Hükümeti, izlediği politikalardan vazgeçmeye davet eden Sakık, Kürt sorunun barışçıl ve demokratik bir şekilde çözümü için bir projenin ortaya konulması gerektiğini söyledi.
‘TUTUKLAMA ÇÖZÜM DEĞİL'
Sakık, şöyle devam etti: “Yoksa tutuklamalarla bu sorunun çözülmeyeceğini hayat bize gösterdi. Bu yolun doğru yol olmadığını her gün söylüyoruz. Yeniden yaşananları hayata geçirmek bir zaman kaybıdır. Demokratik siyasetin büyümesi, hayat bulması ve kalıcı barışın sağlanması gerekiyor. Bu nedenle de demokratik siyasetin önündeki engeller bir an önce kaldırılmalıdır.
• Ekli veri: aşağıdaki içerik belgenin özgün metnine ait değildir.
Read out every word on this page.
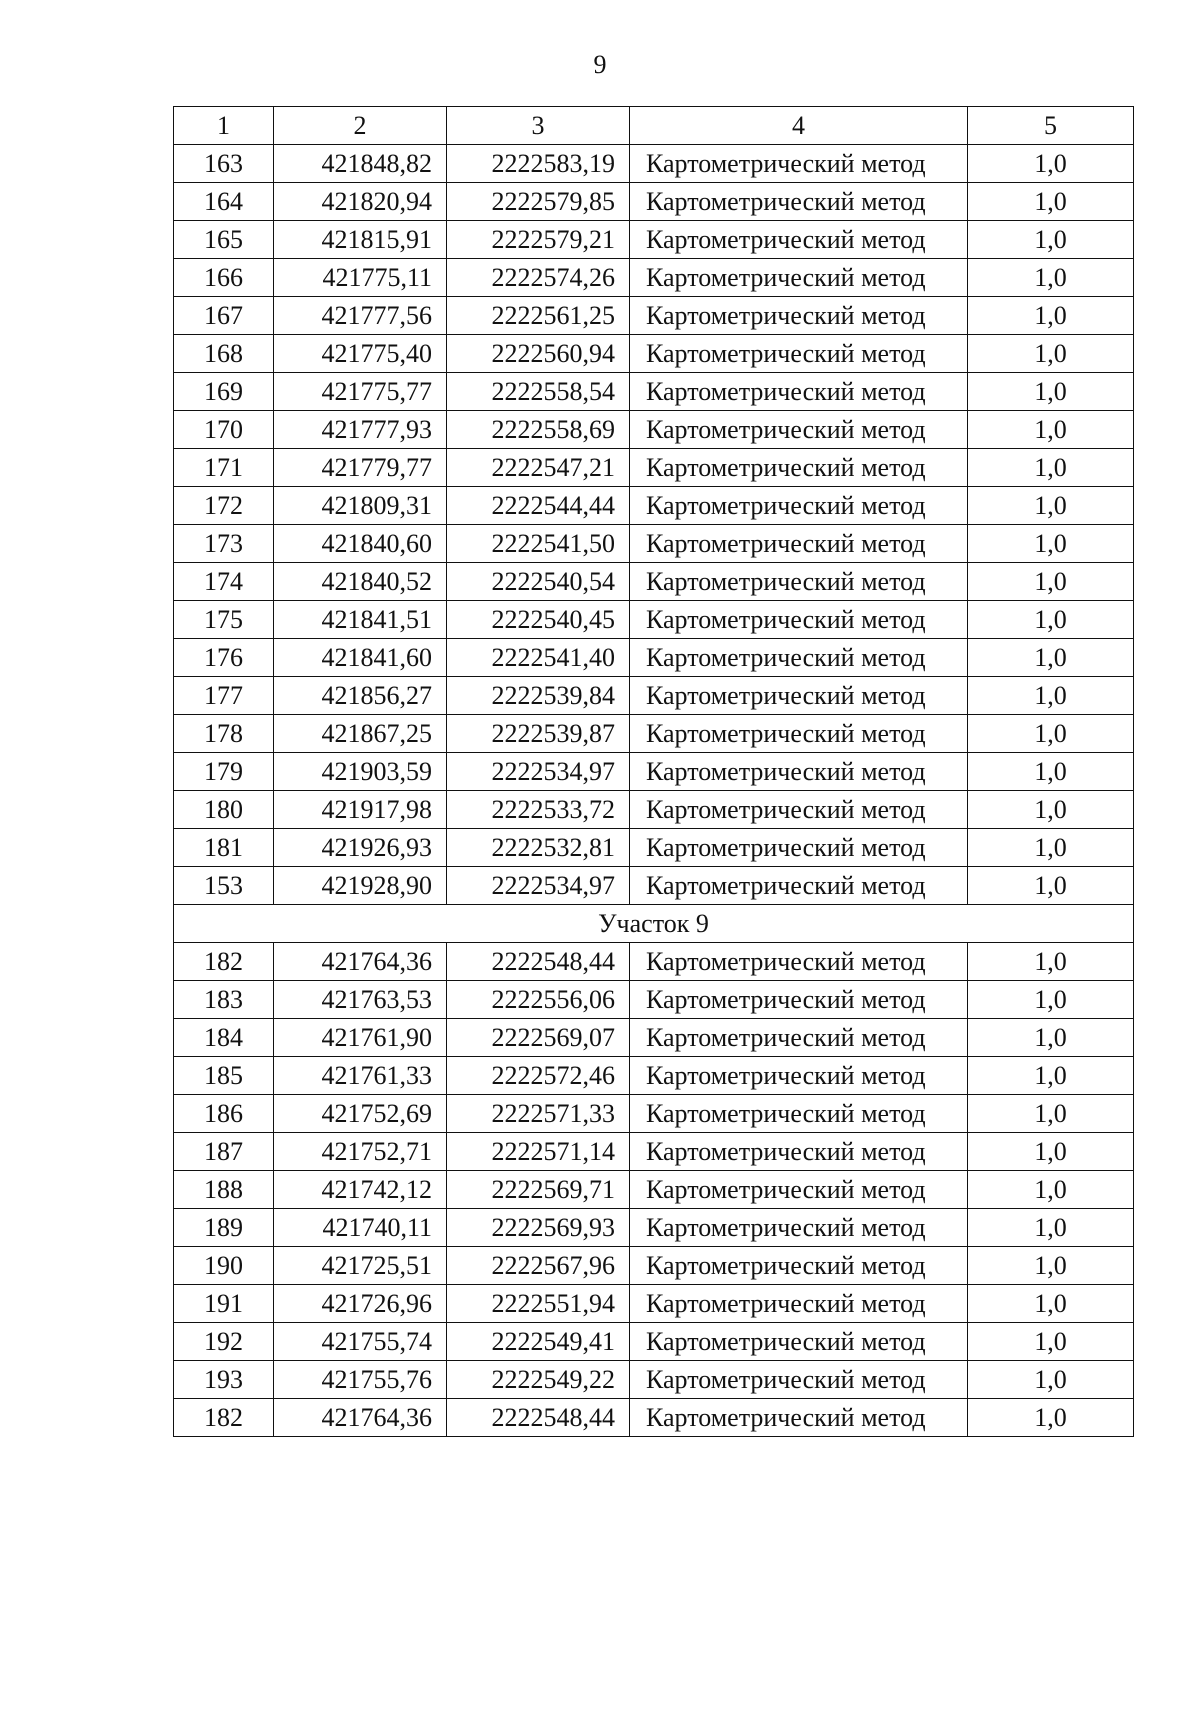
9
1	2	3	4	5
163	421848,82	2222583,19	Картометрический метод	1,0
164	421820,94	2222579,85	Картометрический метод	1,0
165	421815,91	2222579,21	Картометрический метод	1,0
166	421775,11	2222574,26	Картометрический метод	1,0
167	421777,56	2222561,25	Картометрический метод	1,0
168	421775,40	2222560,94	Картометрический метод	1,0
169	421775,77	2222558,54	Картометрический метод	1,0
170	421777,93	2222558,69	Картометрический метод	1,0
171	421779,77	2222547,21	Картометрический метод	1,0
172	421809,31	2222544,44	Картометрический метод	1,0
173	421840,60	2222541,50	Картометрический метод	1,0
174	421840,52	2222540,54	Картометрический метод	1,0
175	421841,51	2222540,45	Картометрический метод	1,0
176	421841,60	2222541,40	Картометрический метод	1,0
177	421856,27	2222539,84	Картометрический метод	1,0
178	421867,25	2222539,87	Картометрический метод	1,0
179	421903,59	2222534,97	Картометрический метод	1,0
180	421917,98	2222533,72	Картометрический метод	1,0
181	421926,93	2222532,81	Картометрический метод	1,0
153	421928,90	2222534,97	Картометрический метод	1,0
Участок 9				
182	421764,36	2222548,44	Картометрический метод	1,0
183	421763,53	2222556,06	Картометрический метод	1,0
184	421761,90	2222569,07	Картометрический метод	1,0
185	421761,33	2222572,46	Картометрический метод	1,0
186	421752,69	2222571,33	Картометрический метод	1,0
187	421752,71	2222571,14	Картометрический метод	1,0
188	421742,12	2222569,71	Картометрический метод	1,0
189	421740,11	2222569,93	Картометрический метод	1,0
190	421725,51	2222567,96	Картометрический метод	1,0
191	421726,96	2222551,94	Картометрический метод	1,0
192	421755,74	2222549,41	Картометрический метод	1,0
193	421755,76	2222549,22	Картометрический метод	1,0
182	421764,36	2222548,44	Картометрический метод	1,0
Asıl yapılması gereken zaten budur.”
‘AHMET ABİ’NİN TEK ÇABASI BARIŞ OLDU’
Siyasetteki yol arkadaşı Ahmet Türk’ün gözaltına alınmasına ilişkin de değerlendirme yapan Sakık, “Ahmet abi bütün hayatını barışın hayat bulması için çaba sarf eden bir siyasetçidir. Barışçıl kimliğiyle bilinene bir isimdir. 80’lerden bu yana aynı yöntemlerle karşı karşıya kalmıştı. Birlikte hep barış ve demokrasi talep ettik. Bugün de Ahmet Abi’nin talebi bu noktadadır ama kendisi şu an gözaltında. Bundan dolayı büyük bir utanç içinde olmamız gerekiyor. Bu yol çıkmaz bir yoldur” diye konuştu.
‘SUSANLAR KONUŞMALI’
Sakık, bir kez daha Kürt siyasetine dönük böylesi kapsamlı operasyonların hayata geçirilmesine ilişkin ise “Geçmişten bugüne kadar Kürt sorunun çözümünde iktidarlar değişse bile temel politikalar değişmemiştir. Sadece 2013’te bu iklim değişmişti ve o dönem Kürt siyaseti olarak da barışın gelişmesi için çaba sarf ettik. Ama geldiğimiz nokta yine ezberin tekrarı oldu. Bugün de iktidarın bu konuda ciddi bir projesinin olmayışının göstergesidir. Siyaset dünyası risk alabilmelidir. Özellikle silahların susmasını istiyorsak, susanların konuşması gerekir. Bu kan deryasından kurtulmak istiyorsak, susarak değil konuşarak bunun üstesinden gelebiliriz” dedi.